Ne voulant en aucun cas offrir un programme de formation « clé en main », les auteurs ont voulu adapter la formation en manutention aux réalités vécues par les travailleurs. Le rapport de recherche décrit la démarche proposée, les fondements théoriques et propose des outils pratiques pour concevoir des formations en lien avec les activités de manutention. Ces dernières tiendraient compte, entre autres, de leur réalité, de l’expérience acquise et des spécificités du travail. En d’autres termes, on cherche à concevoir des formations de terrain en tentant de développer des compétences et des façons de faire pour outiller plus efficacement les manutentionnaires.

Loin d’être exhaustif et complet, le résumé qui suit se veut être un aperçu et fait état des grandes lignes du programme. Afin d’être en mesure de bien comprendre la logique ayant menée à la démarche proposée, il est conseillé de lire l’intégral du rapport. Ce dernier est téléchargeable gratuitement.

Le programme vise à construire « des conditions propices pour aider l’apprenti à comprendre les situations rencontrées et à construire des connaissances adaptées ». La variabilité fait partie intégrante du métier de manutentionnaire : la charge (ex : format, poids, contenu), l’aménagement (ex : hauteurs de prise / dépôt, contraintes d’espace) et le contexte de travail parfois changeant (ex : livraison chez divers clients, conditions climatiques) n’en sont que quelques exemples.

Dans le rapport, les auteurs font l’analogie entre le manutentionnaire et le mécanicien. Un mécanicien a habituellement une panoplie d’outils dans son coffre pour être en mesure de réparer les différents modèles et marques de voiture. Plus le mécanicien est « généraliste », plus son coffre devra être bien garni pour être en mesure de faire différentes tâches (du changement d’huile au changement de pneus par exemple). Il aura à la fois des outils polyvalents et d’autres plus spécifiques. Il peut aussi avoir différentes grosseurs du même type de pinces, selon l’espace accessible pour faire le travail étant donné la diversité des modèles de voiture (puisque les composantes ne sont pas au même endroit, n’ont pas le même dégagement autour de la pièce, etc.). Pour sa part, l’outil de travail du manutentionnaire est son corps. Selon chaque situation, il devra choisir le bon savoir-faire (le bon outil) pour manutentionner, compte tenu de son interprétation de la situation (qui pourrait, entre autres, tenir compte de la charge, de la distance à parcourir, des hauteurs de prise et de dépôt et de l’urgence). Il est ainsi peu réaliste de proposer une seule et même méthode pour manutentionner puisque les situations et les contextes sont si différents les uns des autres et peuvent continuellement évoluer (ex : l’heure d’une livraison de commande devancée à 15 h 00 au lieu de 17 h00).
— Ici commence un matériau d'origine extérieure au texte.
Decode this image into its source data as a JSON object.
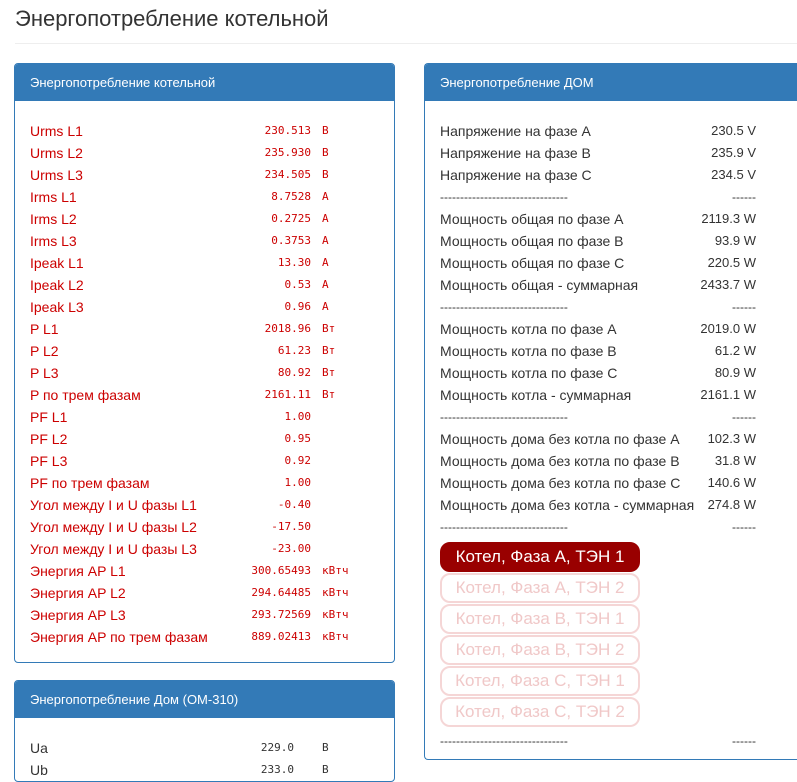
{
  "page": {
    "title": "Энергопотребление котельной"
  },
  "panel_boiler": {
    "title": "Энергопотребление котельной",
    "rows": [
      {
        "label": "Urms L1",
        "value": "230.513",
        "unit": "В"
      },
      {
        "label": "Urms L2",
        "value": "235.930",
        "unit": "В"
      },
      {
        "label": "Urms L3",
        "value": "234.505",
        "unit": "В"
      },
      {
        "label": "Irms L1",
        "value": "8.7528",
        "unit": "А"
      },
      {
        "label": "Irms L2",
        "value": "0.2725",
        "unit": "А"
      },
      {
        "label": "Irms L3",
        "value": "0.3753",
        "unit": "А"
      },
      {
        "label": "Ipeak L1",
        "value": "13.30",
        "unit": "А"
      },
      {
        "label": "Ipeak L2",
        "value": "0.53",
        "unit": "А"
      },
      {
        "label": "Ipeak L3",
        "value": "0.96",
        "unit": "А"
      },
      {
        "label": "P L1",
        "value": "2018.96",
        "unit": "Вт"
      },
      {
        "label": "P L2",
        "value": "61.23",
        "unit": "Вт"
      },
      {
        "label": "P L3",
        "value": "80.92",
        "unit": "Вт"
      },
      {
        "label": "P по трем фазам",
        "value": "2161.11",
        "unit": "Вт"
      },
      {
        "label": "PF L1",
        "value": "1.00",
        "unit": ""
      },
      {
        "label": "PF L2",
        "value": "0.95",
        "unit": ""
      },
      {
        "label": "PF L3",
        "value": "0.92",
        "unit": ""
      },
      {
        "label": "PF по трем фазам",
        "value": "1.00",
        "unit": ""
      },
      {
        "label": "Угол между I и U фазы L1",
        "value": "-0.40",
        "unit": ""
      },
      {
        "label": "Угол между I и U фазы L2",
        "value": "-17.50",
        "unit": ""
      },
      {
        "label": "Угол между I и U фазы L3",
        "value": "-23.00",
        "unit": ""
      },
      {
        "label": "Энергия AP L1",
        "value": "300.65493",
        "unit": "кВтч"
      },
      {
        "label": "Энергия AP L2",
        "value": "294.64485",
        "unit": "кВтч"
      },
      {
        "label": "Энергия AP L3",
        "value": "293.72569",
        "unit": "кВтч"
      },
      {
        "label": "Энергия AP по трем фазам",
        "value": "889.02413",
        "unit": "кВтч"
      }
    ]
  },
  "panel_house_om": {
    "title": "Энергопотребление Дом (ОМ-310)",
    "rows": [
      {
        "label": "Ua",
        "value": "229.0",
        "unit": "В"
      },
      {
        "label": "Ub",
        "value": "233.0",
        "unit": "В"
      }
    ]
  },
  "panel_house": {
    "title": "Энергопотребление ДОМ",
    "separator_left": "--------------------------------",
    "separator_right": "------",
    "groups": [
      [
        {
          "label": "Напряжение на фазе A",
          "value": "230.5 V"
        },
        {
          "label": "Напряжение на фазе B",
          "value": "235.9 V"
        },
        {
          "label": "Напряжение на фазе C",
          "value": "234.5 V"
        }
      ],
      [
        {
          "label": "Мощность общая по фазе A",
          "value": "2119.3 W"
        },
        {
          "label": "Мощность общая по фазе B",
          "value": "93.9 W"
        },
        {
          "label": "Мощность общая по фазе C",
          "value": "220.5 W"
        },
        {
          "label": "Мощность общая - суммарная",
          "value": "2433.7 W"
        }
      ],
      [
        {
          "label": "Мощность котла по фазе A",
          "value": "2019.0 W"
        },
        {
          "label": "Мощность котла по фазе B",
          "value": "61.2 W"
        },
        {
          "label": "Мощность котла по фазе C",
          "value": "80.9 W"
        },
        {
          "label": "Мощность котла - суммарная",
          "value": "2161.1 W"
        }
      ],
      [
        {
          "label": "Мощность дома без котла по фазе A",
          "value": "102.3 W"
        },
        {
          "label": "Мощность дома без котла по фазе B",
          "value": "31.8 W"
        },
        {
          "label": "Мощность дома без котла по фазе C",
          "value": "140.6 W"
        },
        {
          "label": "Мощность дома без котла - суммарная",
          "value": "274.8 W"
        }
      ]
    ],
    "buttons": [
      {
        "label": "Котел, Фаза A, ТЭН 1",
        "active": true
      },
      {
        "label": "Котел, Фаза A, ТЭН 2",
        "active": false
      },
      {
        "label": "Котел, Фаза B, ТЭН 1",
        "active": false
      },
      {
        "label": "Котел, Фаза B, ТЭН 2",
        "active": false
      },
      {
        "label": "Котел, Фаза C, ТЭН 1",
        "active": false
      },
      {
        "label": "Котел, Фаза C, ТЭН 2",
        "active": false
      }
    ]
  },
  "colors": {
    "panel_primary": "#337ab7",
    "value_red": "#cc0000",
    "button_active": "#990000"
  }
}
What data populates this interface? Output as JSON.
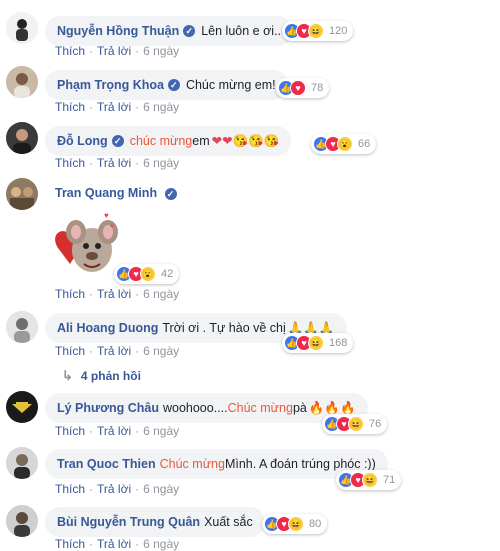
{
  "comments": [
    {
      "author": "Nguyễn Hồng Thuận",
      "text": "Lên luôn e ơi..",
      "reactions": "120"
    },
    {
      "author": "Phạm Trọng Khoa",
      "text": "Chúc mừng em!",
      "reactions": "78"
    },
    {
      "author": "Đỗ Long",
      "highlight": "chúc mừng",
      "text": " em ",
      "emoji": "❤❤😘😘😘",
      "reactions": "66"
    },
    {
      "author": "Tran Quang Minh",
      "reactions": "42"
    },
    {
      "author": "Ali Hoang Duong",
      "text": "Trời ơi . Tự hào về chị ",
      "emoji": "🙏🙏🙏",
      "reactions": "168"
    },
    {
      "author": "Lý Phương Châu",
      "text": "woohooo.... ",
      "highlight": "Chúc mừng",
      "text2": " pà ",
      "emoji": "🔥🔥🔥",
      "reactions": "76"
    },
    {
      "author": "Tran Quoc Thien",
      "highlight": "Chúc mừng",
      "text": " Mình. A đoán trúng phóc :))",
      "reactions": "71"
    },
    {
      "author": "Bùi Nguyễn Trung Quân",
      "text": "Xuất sắc",
      "reactions": "80"
    }
  ],
  "actions": {
    "like": "Thích",
    "reply": "Trả lời",
    "time": "6 ngày",
    "sep": "·"
  },
  "replies_link": "4 phản hồi",
  "colors": {
    "link": "#385898",
    "highlight": "#e9573f",
    "bubble": "#f2f3f5"
  }
}
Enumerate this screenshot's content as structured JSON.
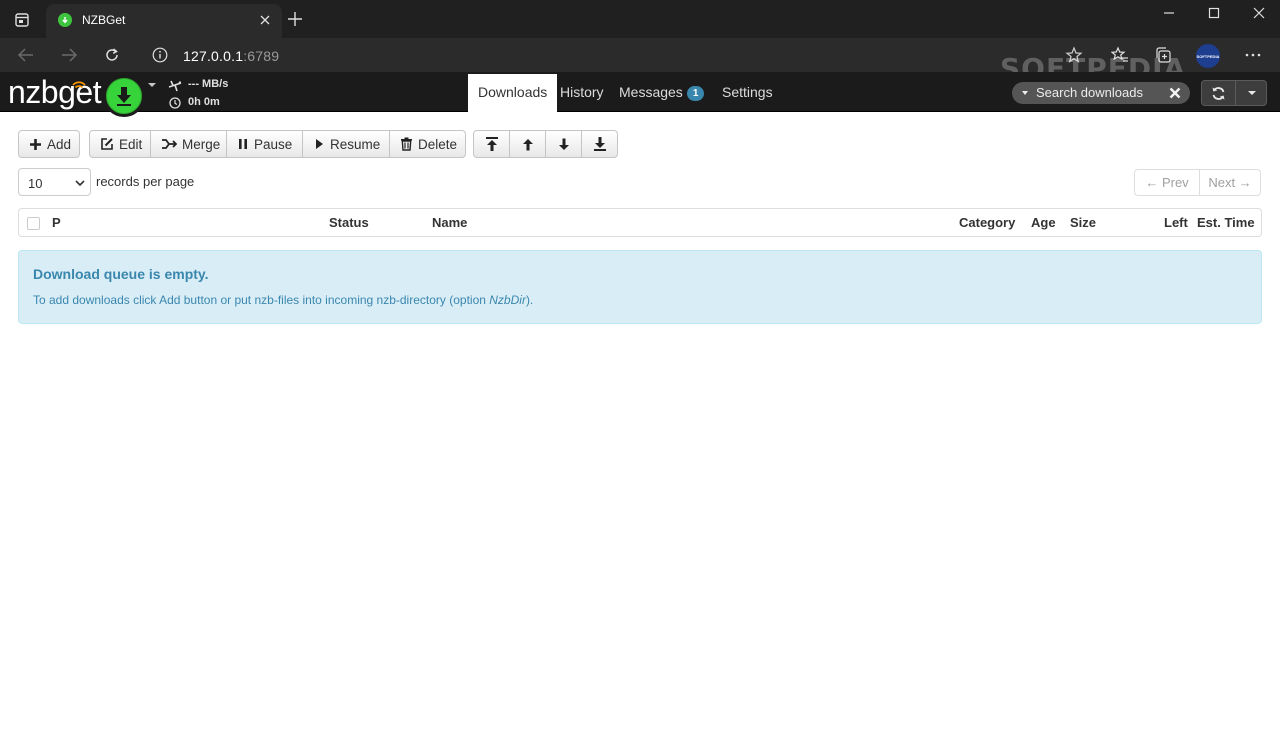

Le rapport est essentiellement divisé en deux parties : la première traite du contenu de l’approche proposée (quoi ?) alors que la deuxième suggère un moyen de l’implanter (comment ?). En tout temps, vous pouvez vous référer au texte intégral.
 

PARTIE 1 : CONTENU DE LA FORMATION – MANUTENTION


Une des idées sur laquelle repose le programme de formation est le fait que le manutentionnaire doit posséder deux compétences incontournables pour effectuer son travail :
 
1.   La compétence à évaluer la situation afin de prendre l’information pertinente d’une situation de travail et d’adapter  ses actions. Elle fait référence à la manutention de charge proprement dite.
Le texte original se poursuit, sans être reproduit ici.